Clip description
After contestant Raleigh Matthews wins the first round, host Bob Dyer offers him a choice between a sum of money and a numbered box. The box contains an unknown prize that could be anything from elastic bands to a new car. After picking the box, Raleigh has the choice of risking the prizes he has accumulated so far and playing on, or keeping the prizes and heading home.
Curator’s notes
Although simpler in presentation than many contemporary quiz shows, Pick a Box also boasts some by-now-familiar quiz show fixtures. It appeals to a gambler’s instinct (‘cut my losses now or risk everything for the chance to win more?’ – ‘take the money or find out what’s in the box?’) and Dyer ropes in the audience to egg the contestants on. The prize pool brings together an eclectic assortment of objects that it seems would only ever be mentioned in the same sentence on a quiz show – cake mixers, leather goods, fountain pens, cruise holidays. Part of the fun for the audience lies in seeing contestants who would love to win a cruise trying to act excited about the cake mixer they’ve won instead.

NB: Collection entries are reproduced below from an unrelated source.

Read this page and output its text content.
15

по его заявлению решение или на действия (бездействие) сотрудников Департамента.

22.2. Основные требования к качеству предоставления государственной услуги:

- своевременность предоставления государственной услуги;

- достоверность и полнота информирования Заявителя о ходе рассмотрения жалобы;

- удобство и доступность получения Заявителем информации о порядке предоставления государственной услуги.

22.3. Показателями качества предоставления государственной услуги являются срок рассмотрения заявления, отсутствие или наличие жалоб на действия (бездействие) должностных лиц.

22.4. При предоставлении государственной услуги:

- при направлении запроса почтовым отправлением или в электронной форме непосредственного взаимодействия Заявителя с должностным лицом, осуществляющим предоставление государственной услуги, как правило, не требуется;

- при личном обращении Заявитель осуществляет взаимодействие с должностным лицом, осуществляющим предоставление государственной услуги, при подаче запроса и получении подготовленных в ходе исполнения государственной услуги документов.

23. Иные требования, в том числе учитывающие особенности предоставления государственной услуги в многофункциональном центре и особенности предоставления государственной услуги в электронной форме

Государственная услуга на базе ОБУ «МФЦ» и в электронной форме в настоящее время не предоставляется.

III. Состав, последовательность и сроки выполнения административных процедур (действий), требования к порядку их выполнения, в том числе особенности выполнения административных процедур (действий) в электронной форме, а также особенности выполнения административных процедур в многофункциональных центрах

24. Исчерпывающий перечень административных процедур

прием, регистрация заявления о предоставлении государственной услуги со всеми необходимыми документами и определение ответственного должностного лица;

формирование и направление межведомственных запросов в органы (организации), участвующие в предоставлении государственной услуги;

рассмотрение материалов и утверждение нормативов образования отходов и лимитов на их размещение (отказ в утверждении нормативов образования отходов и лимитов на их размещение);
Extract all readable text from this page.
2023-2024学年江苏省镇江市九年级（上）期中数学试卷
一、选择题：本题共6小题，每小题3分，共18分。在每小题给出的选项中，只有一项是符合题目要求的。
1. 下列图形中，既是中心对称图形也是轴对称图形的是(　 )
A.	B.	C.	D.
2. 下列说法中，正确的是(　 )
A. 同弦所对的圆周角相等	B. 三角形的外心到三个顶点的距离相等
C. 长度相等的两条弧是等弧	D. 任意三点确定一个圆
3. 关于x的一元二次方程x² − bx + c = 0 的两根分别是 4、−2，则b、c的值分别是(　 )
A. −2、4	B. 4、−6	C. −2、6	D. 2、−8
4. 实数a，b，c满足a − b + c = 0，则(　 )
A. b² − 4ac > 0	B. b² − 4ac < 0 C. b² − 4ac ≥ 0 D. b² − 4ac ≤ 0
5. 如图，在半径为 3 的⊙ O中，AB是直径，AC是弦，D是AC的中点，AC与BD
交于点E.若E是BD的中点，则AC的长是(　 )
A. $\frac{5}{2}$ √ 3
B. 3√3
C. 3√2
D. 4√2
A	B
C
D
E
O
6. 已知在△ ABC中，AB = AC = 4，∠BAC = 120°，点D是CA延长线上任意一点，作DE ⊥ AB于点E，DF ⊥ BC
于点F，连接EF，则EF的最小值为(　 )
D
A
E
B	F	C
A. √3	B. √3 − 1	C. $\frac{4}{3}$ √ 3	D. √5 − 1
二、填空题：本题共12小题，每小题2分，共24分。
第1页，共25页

In-show advertising is a big part of Pick-a-Box and the presentation of prizes is one of the forms it takes. Another is Dyer’s constant mention of the product range of the show’s major sponsor at the time, oil company BP. Here he makes a casual segue into a curious documentary-style segment on the Lucas Heights nuclear reactor that, while ostensibly about nuclear power as the ‘power source of the future’, ultimately becomes a promotional spot for BP petrol.